What impact are new global financial standards having on low income countries? In the wake of the global financial crisis, industrialised countries have agreed a series of regulatory reforms to repair and regulate their own financial systems. All countries, including LICs, are encouraged to adopt these new global standards. Members of the G20 have asked the Financial Stability Board, International Monetary Fund, and World Bank to study how global banking initiatives will impact developing and emerging economies, identifying this area as a key policy concern in efforts to promote inclusive growth. To date, the scant research on this question almost exclusively addresses emerging market economies. LIC governments and advisers have voiced an urgent need for LIC-specific analysis.
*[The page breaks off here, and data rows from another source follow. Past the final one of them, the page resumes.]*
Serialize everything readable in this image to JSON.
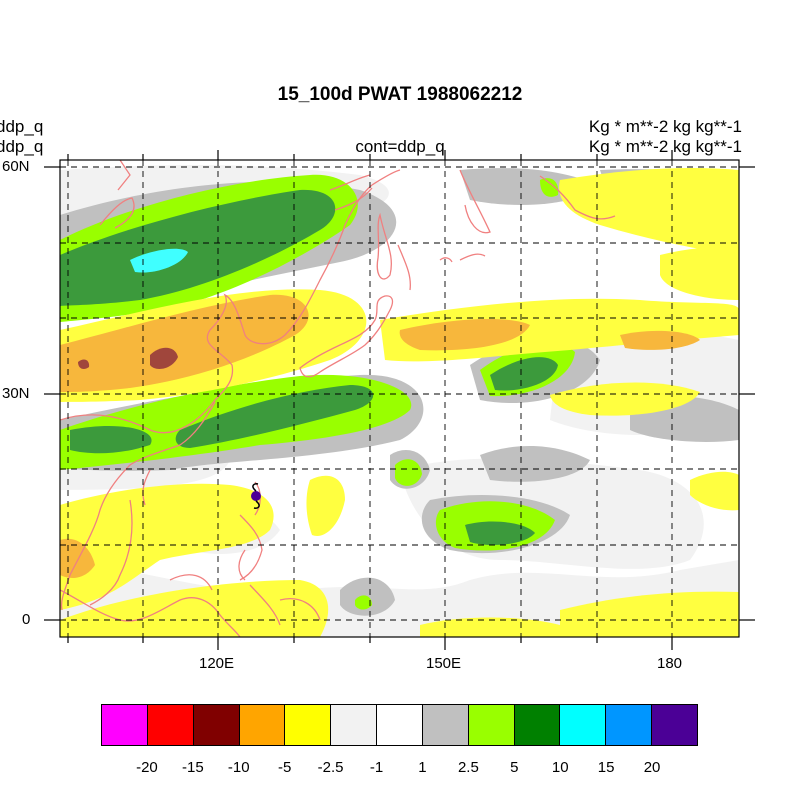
{
  "title": "15_100d PWAT  1988062212",
  "left_labels": [
    "ddp_q",
    "ddp_q"
  ],
  "right_labels": [
    "Kg  * m**-2 kg kg**-1",
    "Kg  * m**-2 kg kg**-1"
  ],
  "center_label": "cont=ddp_q",
  "map": {
    "lon_range": [
      100,
      190
    ],
    "lat_range": [
      -2,
      61
    ],
    "y_ticks": [
      "60N",
      "30N",
      "0"
    ],
    "x_ticks": [
      "120E",
      "150E",
      "180"
    ],
    "gridlines": "dashed"
  },
  "typhoon_symbol": "typhoon-icon",
  "colorbar": {
    "colors": [
      "#ff00ff",
      "#ff0000",
      "#800000",
      "#ffa500",
      "#ffff00",
      "#f2f2f2",
      "#ffffff",
      "#c0c0c0",
      "#99ff00",
      "#008000",
      "#00ffff",
      "#0096ff",
      "#4b0096"
    ],
    "labels": [
      "-20",
      "-15",
      "-10",
      "-5",
      "-2.5",
      "-1",
      "1",
      "2.5",
      "5",
      "10",
      "15",
      "20"
    ]
  }
}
Over the next three years, a team of researchers to examine how low income countries (LICs) in Africa and South East Asia are affected by new global standards for regulating banks. The project will be among the very first to look at how political institutions and processes — at both the domestic and global levels — shape the impact of global banking initiatives on LICs and their ability to harness financial flows for inclusive growth.
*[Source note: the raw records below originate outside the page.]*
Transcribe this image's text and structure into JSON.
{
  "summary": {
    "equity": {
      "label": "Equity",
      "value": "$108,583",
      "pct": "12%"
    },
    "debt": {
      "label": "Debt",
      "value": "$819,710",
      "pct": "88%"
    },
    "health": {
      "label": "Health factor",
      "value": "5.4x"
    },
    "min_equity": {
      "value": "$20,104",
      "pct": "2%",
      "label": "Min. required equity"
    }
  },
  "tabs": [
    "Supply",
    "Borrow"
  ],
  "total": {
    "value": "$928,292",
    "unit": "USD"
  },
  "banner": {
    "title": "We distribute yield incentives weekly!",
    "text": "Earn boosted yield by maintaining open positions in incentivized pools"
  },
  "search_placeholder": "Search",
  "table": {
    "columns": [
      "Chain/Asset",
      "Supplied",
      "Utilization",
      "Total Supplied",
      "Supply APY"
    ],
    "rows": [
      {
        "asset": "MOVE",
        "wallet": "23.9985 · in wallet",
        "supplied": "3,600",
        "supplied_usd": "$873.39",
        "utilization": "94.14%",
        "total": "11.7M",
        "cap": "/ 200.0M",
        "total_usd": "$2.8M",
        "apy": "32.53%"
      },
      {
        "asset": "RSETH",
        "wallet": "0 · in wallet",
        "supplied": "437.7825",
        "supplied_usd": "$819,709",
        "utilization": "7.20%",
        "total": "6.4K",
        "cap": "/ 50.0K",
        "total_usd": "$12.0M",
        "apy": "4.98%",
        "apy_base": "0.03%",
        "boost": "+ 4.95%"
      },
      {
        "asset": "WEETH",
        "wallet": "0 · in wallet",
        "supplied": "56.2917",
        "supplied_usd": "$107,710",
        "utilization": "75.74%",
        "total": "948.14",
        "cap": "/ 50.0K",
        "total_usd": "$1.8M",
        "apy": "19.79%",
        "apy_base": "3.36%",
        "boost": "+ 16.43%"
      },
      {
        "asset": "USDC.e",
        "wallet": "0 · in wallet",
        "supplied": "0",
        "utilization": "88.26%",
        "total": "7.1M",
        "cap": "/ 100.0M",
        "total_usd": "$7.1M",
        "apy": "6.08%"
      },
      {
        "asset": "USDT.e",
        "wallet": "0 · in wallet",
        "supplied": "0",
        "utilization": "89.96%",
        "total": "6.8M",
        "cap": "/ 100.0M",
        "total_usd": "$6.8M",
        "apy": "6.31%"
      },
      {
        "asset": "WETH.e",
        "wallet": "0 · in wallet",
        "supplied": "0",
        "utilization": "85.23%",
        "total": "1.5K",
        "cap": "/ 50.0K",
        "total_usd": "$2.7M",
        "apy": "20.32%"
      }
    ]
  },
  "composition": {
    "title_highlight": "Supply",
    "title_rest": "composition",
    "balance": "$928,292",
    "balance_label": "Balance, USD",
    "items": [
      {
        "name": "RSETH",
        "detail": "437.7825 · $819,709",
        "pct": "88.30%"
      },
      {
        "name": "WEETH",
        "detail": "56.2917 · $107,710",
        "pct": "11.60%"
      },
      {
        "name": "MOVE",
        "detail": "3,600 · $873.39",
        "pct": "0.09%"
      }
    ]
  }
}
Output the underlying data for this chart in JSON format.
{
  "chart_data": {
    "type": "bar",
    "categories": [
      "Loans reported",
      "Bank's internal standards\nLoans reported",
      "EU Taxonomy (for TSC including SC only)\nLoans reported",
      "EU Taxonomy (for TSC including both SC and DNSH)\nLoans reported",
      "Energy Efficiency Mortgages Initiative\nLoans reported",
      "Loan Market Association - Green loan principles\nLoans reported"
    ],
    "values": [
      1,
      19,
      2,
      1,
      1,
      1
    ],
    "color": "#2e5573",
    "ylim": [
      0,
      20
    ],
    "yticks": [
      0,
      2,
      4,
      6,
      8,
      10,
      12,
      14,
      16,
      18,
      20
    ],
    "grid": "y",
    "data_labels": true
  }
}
The team will be led by Dr Emily Jones and Professor Ngaire Woods from the Global Economic Governance Programme at the Blavatnik School of Government, and Professor Thorsten Beck from Cass Business School, and the project is funded by a grant worth £521,000 from the DFID-ESRC Growth Research Programme.
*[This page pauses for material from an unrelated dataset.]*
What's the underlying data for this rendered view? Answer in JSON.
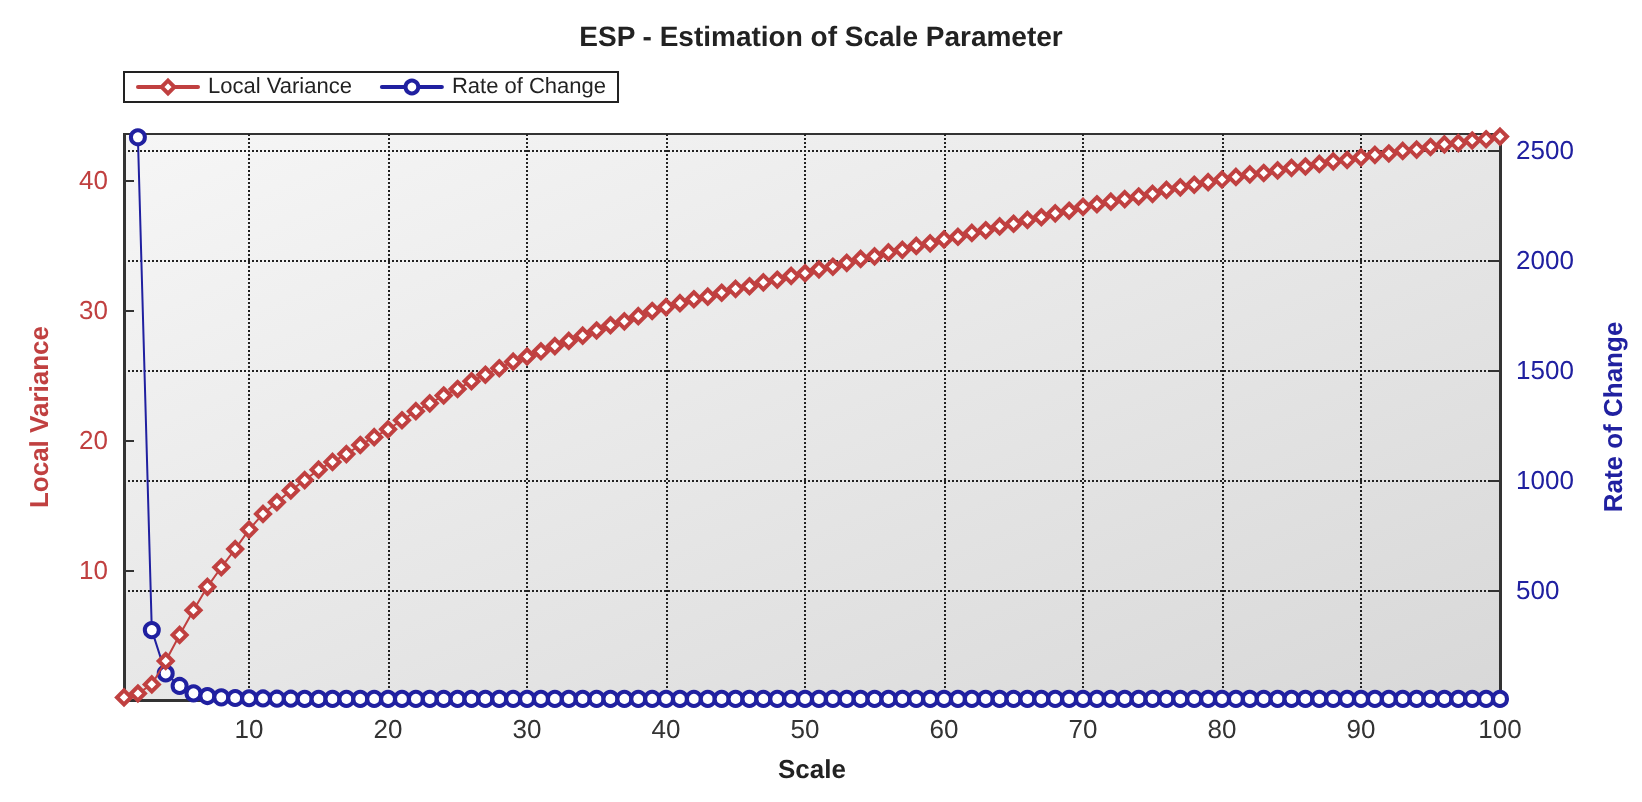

The team includes researchers from academic institutions in Burkina Faso, Togo, Kenya, and Vietnam, and will involve close engagement with senior policymakers in LICs. The programme will combine the disciplinary approaches of political science and economics, and will draw on a combination of quantitative and qualitative analysis. Outputs will include top-quality peer-reviewed academic publications and a series of tailored policy briefs.